L’enjeu pour l’ergonome, à travers son action, est alors de développer le potentiel capacitant des organisations afin qu’elles contribuent simultanément et de manière pérenne à l’amélioration du bien-être des salariés, au développement des compétences et à l’amélioration de la performance.

Cela suppose pour l’ergonome de mobiliser dans la conception participative de l’organisation, le développement de méthodologies d’intervention qui favorisent et soutiennent :

- la disponibilité des ressources effectives et potentielles des individus et des collectifs de travail pour les rendre mobilisables,

- les conditions organisationnelles, techniques, sociales, etc., permettant aux ressources détenues par le collectif de travail de s’actualiser, de se transformer et de devenir « capabilité »,

- la conversion de ces ressources collectives mobilisables en capabilités collectives pour la mise en œuvre d’une action de transformation de la situation réelle en situation future réélaborée collectivement qui soit capacitante.

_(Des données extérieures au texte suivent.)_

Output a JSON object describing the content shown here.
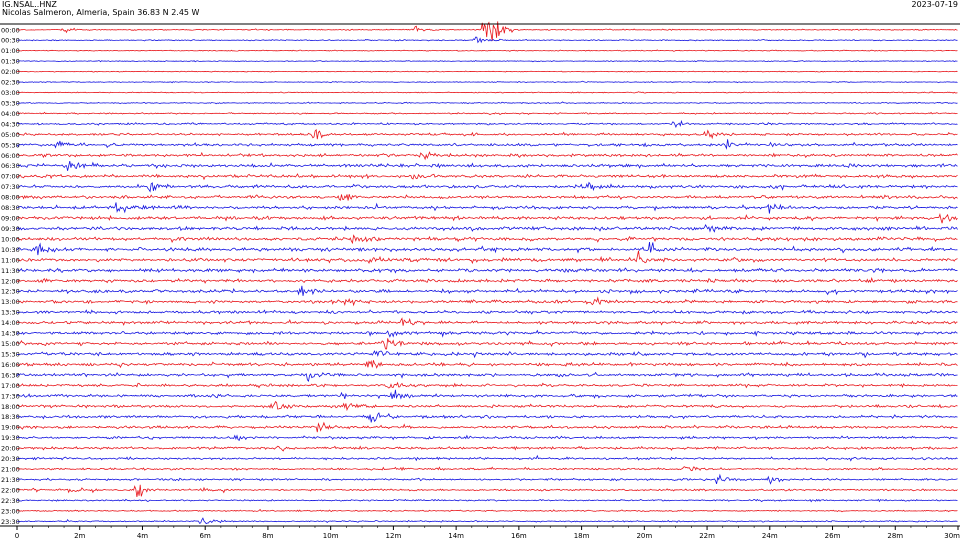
{
  "header": {
    "station": "IG.NSAL..HNZ",
    "location": "Nicolas Salmeron, Almeria, Spain  36.83 N 2.45 W",
    "date": "2023-07-19"
  },
  "chart_data": {
    "type": "line",
    "title": "IG.NSAL..HNZ",
    "row_labels": [
      "00:00",
      "00:30",
      "01:00",
      "01:30",
      "02:00",
      "02:30",
      "03:00",
      "03:30",
      "04:00",
      "04:30",
      "05:00",
      "05:30",
      "06:00",
      "06:30",
      "07:00",
      "07:30",
      "08:00",
      "08:30",
      "09:00",
      "09:30",
      "10:00",
      "10:30",
      "11:00",
      "11:30",
      "12:00",
      "12:30",
      "13:00",
      "13:30",
      "14:00",
      "14:30",
      "15:00",
      "15:30",
      "16:00",
      "16:30",
      "17:00",
      "17:30",
      "18:00",
      "18:30",
      "19:00",
      "19:30",
      "20:00",
      "20:30",
      "21:00",
      "21:30",
      "22:00",
      "22:30",
      "23:00",
      "23:30"
    ],
    "x_ticks": [
      "0",
      "2m",
      "4m",
      "6m",
      "8m",
      "10m",
      "12m",
      "14m",
      "16m",
      "18m",
      "20m",
      "22m",
      "24m",
      "26m",
      "28m",
      "30m"
    ],
    "xlim": [
      0,
      30
    ],
    "row_colors": [
      "#e8161b",
      "#1414e0"
    ],
    "row_noise_level": [
      0.5,
      0.5,
      0.4,
      0.4,
      0.35,
      0.4,
      0.45,
      0.5,
      0.6,
      0.8,
      1.0,
      1.2,
      1.3,
      1.4,
      1.3,
      1.4,
      1.3,
      1.4,
      1.4,
      1.5,
      1.5,
      1.5,
      1.5,
      1.5,
      1.4,
      1.4,
      1.3,
      1.3,
      1.3,
      1.3,
      1.3,
      1.3,
      1.3,
      1.3,
      1.2,
      1.2,
      1.2,
      1.2,
      1.2,
      1.1,
      1.1,
      1.0,
      0.9,
      0.9,
      0.8,
      0.7,
      0.6,
      0.6
    ],
    "events": [
      {
        "row": 0,
        "minute": 14.9,
        "amplitude": 5
      },
      {
        "row": 0,
        "minute": 15.1,
        "amplitude": 7
      },
      {
        "row": 0,
        "minute": 1.5,
        "amplitude": 1.5
      },
      {
        "row": 0,
        "minute": 12.7,
        "amplitude": 1.5
      },
      {
        "row": 1,
        "minute": 14.6,
        "amplitude": 2
      },
      {
        "row": 9,
        "minute": 21.0,
        "amplitude": 1.5
      },
      {
        "row": 10,
        "minute": 9.5,
        "amplitude": 2
      },
      {
        "row": 10,
        "minute": 22.0,
        "amplitude": 1.8
      },
      {
        "row": 11,
        "minute": 1.3,
        "amplitude": 2
      },
      {
        "row": 11,
        "minute": 22.6,
        "amplitude": 2
      },
      {
        "row": 12,
        "minute": 12.9,
        "amplitude": 2.5
      },
      {
        "row": 13,
        "minute": 1.6,
        "amplitude": 2.5
      },
      {
        "row": 14,
        "minute": 12.6,
        "amplitude": 2
      },
      {
        "row": 15,
        "minute": 4.2,
        "amplitude": 2.5
      },
      {
        "row": 15,
        "minute": 18.2,
        "amplitude": 1.8
      },
      {
        "row": 16,
        "minute": 10.3,
        "amplitude": 2
      },
      {
        "row": 17,
        "minute": 3.2,
        "amplitude": 2.5
      },
      {
        "row": 17,
        "minute": 24.0,
        "amplitude": 2
      },
      {
        "row": 18,
        "minute": 29.5,
        "amplitude": 1.8
      },
      {
        "row": 19,
        "minute": 22.0,
        "amplitude": 2
      },
      {
        "row": 20,
        "minute": 10.7,
        "amplitude": 2.5
      },
      {
        "row": 21,
        "minute": 0.7,
        "amplitude": 2.5
      },
      {
        "row": 21,
        "minute": 20.2,
        "amplitude": 2.2
      },
      {
        "row": 22,
        "minute": 11.2,
        "amplitude": 2.5
      },
      {
        "row": 22,
        "minute": 19.8,
        "amplitude": 2.5
      },
      {
        "row": 25,
        "minute": 9.0,
        "amplitude": 2.5
      },
      {
        "row": 26,
        "minute": 10.5,
        "amplitude": 2
      },
      {
        "row": 26,
        "minute": 18.4,
        "amplitude": 1.8
      },
      {
        "row": 28,
        "minute": 12.3,
        "amplitude": 2.5
      },
      {
        "row": 29,
        "minute": 11.9,
        "amplitude": 2.5
      },
      {
        "row": 30,
        "minute": 11.7,
        "amplitude": 2.5
      },
      {
        "row": 31,
        "minute": 11.4,
        "amplitude": 2.5
      },
      {
        "row": 32,
        "minute": 11.2,
        "amplitude": 2.5
      },
      {
        "row": 33,
        "minute": 9.3,
        "amplitude": 2.2
      },
      {
        "row": 34,
        "minute": 11.9,
        "amplitude": 2.5
      },
      {
        "row": 35,
        "minute": 12.0,
        "amplitude": 2.5
      },
      {
        "row": 36,
        "minute": 8.2,
        "amplitude": 2.5
      },
      {
        "row": 36,
        "minute": 10.5,
        "amplitude": 2
      },
      {
        "row": 37,
        "minute": 11.3,
        "amplitude": 2.5
      },
      {
        "row": 38,
        "minute": 9.6,
        "amplitude": 2.5
      },
      {
        "row": 39,
        "minute": 6.9,
        "amplitude": 2.2
      },
      {
        "row": 40,
        "minute": 8.4,
        "amplitude": 2
      },
      {
        "row": 42,
        "minute": 21.3,
        "amplitude": 1.8
      },
      {
        "row": 43,
        "minute": 22.3,
        "amplitude": 2.2
      },
      {
        "row": 43,
        "minute": 24.0,
        "amplitude": 1.8
      },
      {
        "row": 44,
        "minute": 1.7,
        "amplitude": 2.5
      },
      {
        "row": 44,
        "minute": 3.8,
        "amplitude": 4
      },
      {
        "row": 44,
        "minute": 5.9,
        "amplitude": 1.8
      },
      {
        "row": 47,
        "minute": 5.9,
        "amplitude": 2
      }
    ]
  }
}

Deux questions se posent alors :

- comment l’intervention ergonomique peut-elle permettre la construction d’un environnement capacitant propice au développement d’une organisation capacitante ?

- Quelles sont les implications en termes de méthodologie d’intervention et de compréhension à finalité ergonomique ? Et quel rôle l’intervention ergonomique peut-elle jouer pour accroître les ressources et leur conversion en capabilités ?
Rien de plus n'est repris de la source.